A year later, al Hari, his wife Asmaa and their children escaped successfully, bringing only the clothes on their backs across the desert terrain. They met a Bedouin family, who took them in for the night, gave them a meal and drove them to the Jordanian border.
They crossed into Jordan and settled in the rural community of Azraq, about 60 miles east of Amman, a town of 60,000 with a growing Syrian population.
Today, al Hari helps manage a coffee shop. His 13-year-old son Nasr al Deen does what his father’s legs can’t. When someone pulls up in a car and shouts his coffee order, Naser runs it out.
“I couldn’t work without him,” al Hari says.
Since the war began, Jordan has taken in about 666,100 Syrian refugees, but the Jordanian government estimates the number is actually double, including those who have not registered with the U.N. refugee agency. The U.N. Global Trends report released Tuesday says Syria is still the source of most refugees. Syrians account for 6.3 million of the total 68.5 million refugees who have been displaced from their homes as of the end of 2017.

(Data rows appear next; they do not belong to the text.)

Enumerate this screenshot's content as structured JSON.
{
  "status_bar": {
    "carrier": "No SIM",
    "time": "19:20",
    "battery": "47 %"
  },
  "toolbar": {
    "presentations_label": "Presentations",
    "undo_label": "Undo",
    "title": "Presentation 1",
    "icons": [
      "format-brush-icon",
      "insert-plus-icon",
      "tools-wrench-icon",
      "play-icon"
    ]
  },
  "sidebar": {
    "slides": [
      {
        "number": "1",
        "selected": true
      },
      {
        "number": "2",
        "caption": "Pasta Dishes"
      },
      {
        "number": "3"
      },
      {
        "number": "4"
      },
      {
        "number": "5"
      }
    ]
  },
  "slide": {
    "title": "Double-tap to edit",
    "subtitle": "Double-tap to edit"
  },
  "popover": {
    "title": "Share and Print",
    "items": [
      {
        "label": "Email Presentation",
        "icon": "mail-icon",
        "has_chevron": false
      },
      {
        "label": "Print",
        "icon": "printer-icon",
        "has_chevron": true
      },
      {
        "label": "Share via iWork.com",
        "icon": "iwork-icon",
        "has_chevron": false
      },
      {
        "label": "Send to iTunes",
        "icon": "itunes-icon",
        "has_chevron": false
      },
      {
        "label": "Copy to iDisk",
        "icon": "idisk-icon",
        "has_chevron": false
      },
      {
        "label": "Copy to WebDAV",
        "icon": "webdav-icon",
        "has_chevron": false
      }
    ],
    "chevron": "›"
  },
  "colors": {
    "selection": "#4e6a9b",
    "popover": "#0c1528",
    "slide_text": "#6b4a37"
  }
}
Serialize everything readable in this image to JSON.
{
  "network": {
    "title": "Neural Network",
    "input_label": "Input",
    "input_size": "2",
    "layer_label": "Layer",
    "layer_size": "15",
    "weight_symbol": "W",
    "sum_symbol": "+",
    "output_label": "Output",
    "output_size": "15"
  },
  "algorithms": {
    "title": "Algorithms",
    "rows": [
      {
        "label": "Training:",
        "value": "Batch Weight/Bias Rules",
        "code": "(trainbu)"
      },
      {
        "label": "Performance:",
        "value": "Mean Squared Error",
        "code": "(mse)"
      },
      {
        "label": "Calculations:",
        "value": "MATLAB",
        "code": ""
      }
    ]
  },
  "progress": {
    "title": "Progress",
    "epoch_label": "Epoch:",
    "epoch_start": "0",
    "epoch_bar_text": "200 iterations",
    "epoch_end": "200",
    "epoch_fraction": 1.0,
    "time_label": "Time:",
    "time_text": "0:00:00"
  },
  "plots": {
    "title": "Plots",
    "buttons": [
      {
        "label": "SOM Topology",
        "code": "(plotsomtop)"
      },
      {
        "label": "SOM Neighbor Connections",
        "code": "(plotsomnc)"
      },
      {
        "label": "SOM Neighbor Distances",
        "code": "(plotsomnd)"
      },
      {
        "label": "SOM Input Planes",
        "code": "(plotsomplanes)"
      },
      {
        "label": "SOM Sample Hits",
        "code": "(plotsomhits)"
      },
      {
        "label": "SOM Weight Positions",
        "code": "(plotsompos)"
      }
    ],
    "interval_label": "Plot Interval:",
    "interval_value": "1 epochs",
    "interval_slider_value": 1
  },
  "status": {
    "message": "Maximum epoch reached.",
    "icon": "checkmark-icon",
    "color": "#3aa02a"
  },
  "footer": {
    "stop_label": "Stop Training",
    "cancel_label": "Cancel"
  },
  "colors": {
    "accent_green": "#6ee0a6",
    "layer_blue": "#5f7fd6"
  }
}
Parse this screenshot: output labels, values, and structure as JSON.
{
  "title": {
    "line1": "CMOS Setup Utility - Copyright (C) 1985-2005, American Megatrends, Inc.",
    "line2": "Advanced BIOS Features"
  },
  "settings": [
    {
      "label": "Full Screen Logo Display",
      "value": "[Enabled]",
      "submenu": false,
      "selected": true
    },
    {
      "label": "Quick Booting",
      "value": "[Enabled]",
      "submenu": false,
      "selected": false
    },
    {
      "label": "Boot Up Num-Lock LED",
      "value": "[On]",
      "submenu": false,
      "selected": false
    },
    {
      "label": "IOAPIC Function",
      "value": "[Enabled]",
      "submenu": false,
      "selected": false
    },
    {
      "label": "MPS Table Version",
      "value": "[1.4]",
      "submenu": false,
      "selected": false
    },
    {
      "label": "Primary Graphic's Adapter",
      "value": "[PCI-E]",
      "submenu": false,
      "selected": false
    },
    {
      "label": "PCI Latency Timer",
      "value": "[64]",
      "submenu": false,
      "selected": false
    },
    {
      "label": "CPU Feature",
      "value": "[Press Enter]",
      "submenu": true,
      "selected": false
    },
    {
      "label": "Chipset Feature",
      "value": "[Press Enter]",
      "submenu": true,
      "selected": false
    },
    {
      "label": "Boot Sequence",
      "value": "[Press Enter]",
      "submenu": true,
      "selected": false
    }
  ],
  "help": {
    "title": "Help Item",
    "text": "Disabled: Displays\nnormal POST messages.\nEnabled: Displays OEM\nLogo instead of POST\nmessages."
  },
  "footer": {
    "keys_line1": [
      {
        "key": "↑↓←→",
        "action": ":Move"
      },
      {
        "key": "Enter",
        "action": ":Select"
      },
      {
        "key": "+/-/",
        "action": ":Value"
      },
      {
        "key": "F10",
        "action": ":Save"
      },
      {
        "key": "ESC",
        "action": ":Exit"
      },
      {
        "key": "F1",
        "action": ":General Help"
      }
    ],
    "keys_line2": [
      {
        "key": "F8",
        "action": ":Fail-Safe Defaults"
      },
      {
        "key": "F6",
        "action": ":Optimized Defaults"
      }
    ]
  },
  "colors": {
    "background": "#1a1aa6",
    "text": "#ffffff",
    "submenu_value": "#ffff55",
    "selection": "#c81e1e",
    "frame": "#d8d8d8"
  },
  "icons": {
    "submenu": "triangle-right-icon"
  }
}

Near the town of Azraq, the U.N. High Commissioner for Refugees operates a refugee camp that goes by the same name, home to 50,000 Syrians who made journeys like al Hari’s. Rows of white corrugated metal huts are partitioned into villages and powered by solar panels. The camp has helped accommodate the overflow of migrants from the Zaatari camp, which is closer to the Syrian border and now houses about 83,000 refugees.
The influx of Syrians has increased tensions over jobs. The Syrians are willing to work for lower wages, said Nouf Fayez, who runs the international nonprofit CARE’s community center in the town of Azraq, which means they are more likely to find employment. That’s frustrated Jordanians, who feel they are being passed over for work. In response, nongovernmental organizations like CARE include both Jordanians and Syrians in their aid programs, such as providing vocational training to start home businesses like cooking and sewing.
To accommodate the growing Syrian youth population in Azraq, the Jordanian government runs the school day in shifts. Jordanians go to school in the morning, and Syrians attend for two hours in the afternoon.
Different organizations, including Mercy Corps, Save the Children and CARE, help provide services and run community centers in Azraq camp. That’s how 13-year-old Rayan learned taekwondo with her younger sister, Zainab.
“The hardest part about being in the camp is the shock of seeing the desert,” Rayan said through an interpreter. “It’s been such a long time since I’ve seen a flower. In Syria, it’s so green and there are flowers everywhere.”
Still, Zainab said she and her sister get to learn new things, like taekwondo. The girls’ brother, who enrolled in the classes first, convinced their mother to let the girls learn, too, Rayan said. His reasoning: “If another war breaks out, they have to defend themselves.”
The girls demonstrate what they’ve learned by breaking a plywood board in half with a powerful kick.
Another member of the taekwondo team is Wael, 16, who came to the camp at age 12 from the Syrian city of Homs. He earned his black belt in the sport and aspires to compete on the refugee team in the 2020 Olympics.
“I want to meet other champions and be just like them,” he said through an interpreter. “The biggest loss was the loss of my country, but everything else I’m working to get back.”